I approach this week’s reading on New Materialism with deep understanding of the work of Anne Fausto-Sterling. As such I feel most comfortable to direct my thoughts to the Samantha Frost chapter “The Implications of the New Materialisms
for Feminist Epistemology”.
The introductory paragraphs touch on the interesting history that feminism has had with corporeality. Many early feminist writers expressed the need to move away from the physical body as the site of gender formation, moving gender into the realm of the social. I do not believe that this movement was ever intended to negate the impact of the biologically sexed world that exists, but to draw attention away from it long enough to introduce the concept of socially constructed gender and non-conforming physical bodies. With ‘New’ Materialism it seems that feminism is providing a space for the corporeal to exist again, but this time it is more than existing, it is granted a “distinctive kind” of agency.
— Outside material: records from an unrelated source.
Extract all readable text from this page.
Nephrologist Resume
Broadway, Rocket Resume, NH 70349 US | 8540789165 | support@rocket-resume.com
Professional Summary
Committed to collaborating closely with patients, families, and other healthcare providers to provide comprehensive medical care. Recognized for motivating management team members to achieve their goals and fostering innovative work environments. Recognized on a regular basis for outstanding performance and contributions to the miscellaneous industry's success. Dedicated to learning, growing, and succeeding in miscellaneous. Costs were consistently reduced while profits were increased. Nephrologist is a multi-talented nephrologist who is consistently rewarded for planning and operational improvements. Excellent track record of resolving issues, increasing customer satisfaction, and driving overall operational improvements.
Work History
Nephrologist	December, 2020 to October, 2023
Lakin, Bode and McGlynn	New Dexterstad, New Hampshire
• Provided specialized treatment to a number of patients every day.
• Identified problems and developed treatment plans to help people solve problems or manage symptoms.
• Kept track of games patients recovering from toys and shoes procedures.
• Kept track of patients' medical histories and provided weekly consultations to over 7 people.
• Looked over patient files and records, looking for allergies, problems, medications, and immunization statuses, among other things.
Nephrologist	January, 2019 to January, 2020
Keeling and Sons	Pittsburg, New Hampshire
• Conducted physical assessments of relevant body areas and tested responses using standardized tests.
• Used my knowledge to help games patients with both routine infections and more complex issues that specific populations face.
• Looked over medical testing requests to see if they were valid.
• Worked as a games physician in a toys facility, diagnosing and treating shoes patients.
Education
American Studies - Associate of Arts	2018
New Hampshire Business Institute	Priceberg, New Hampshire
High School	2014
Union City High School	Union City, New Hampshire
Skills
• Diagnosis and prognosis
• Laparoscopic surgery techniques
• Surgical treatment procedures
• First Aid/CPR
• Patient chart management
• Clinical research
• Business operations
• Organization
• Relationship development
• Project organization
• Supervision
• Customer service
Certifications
Upon first reading of this agency I became concerned that feminism was opening a higher-level philosophical question traditional left in the space of cognitive philosophers, rather than wishing to engage the body in interactions of political empowerment. New materialism expands the previous discourse involving the inscription of social constructs (and meaning) upon the body to include how the body is involved in this process itself. As Frost quotes Elizabeth Grosz, “what these bodies are such that inscription is possible, what it is in the nature of bodies, in biological evolution, that opens them up to cultural transcription, social immersion, and production, that is, to political, cultural, and conceptual evolution.” A question this brings to mind is: what inhibits the bodies from rejecting the inscription of cultural meaning? The primary concept that I draw from the new materialism framework is not allowing feminism to become stuck in the same cultural trap that other disciplines fall into. Why do we have to seek answers as being either cultural or biological? That method of thinking is too simplistic, too narrow to provide productive understanding of the processes which have led to the social problems that feminists seek to solve. At this point many fields have accepted that their simple models with simple explanations are not capable of fully answering questions, so it is reasonable that feminism would accept more possibilities as well. The attributes “complex, recursive and multi-linear” seem more like something that would be discussed in a computer science class than in feminism, but as Frost states, feminists need to retool to continue making useful contributions to theoretical frameworks regarding the construction of the body (and specifically gender).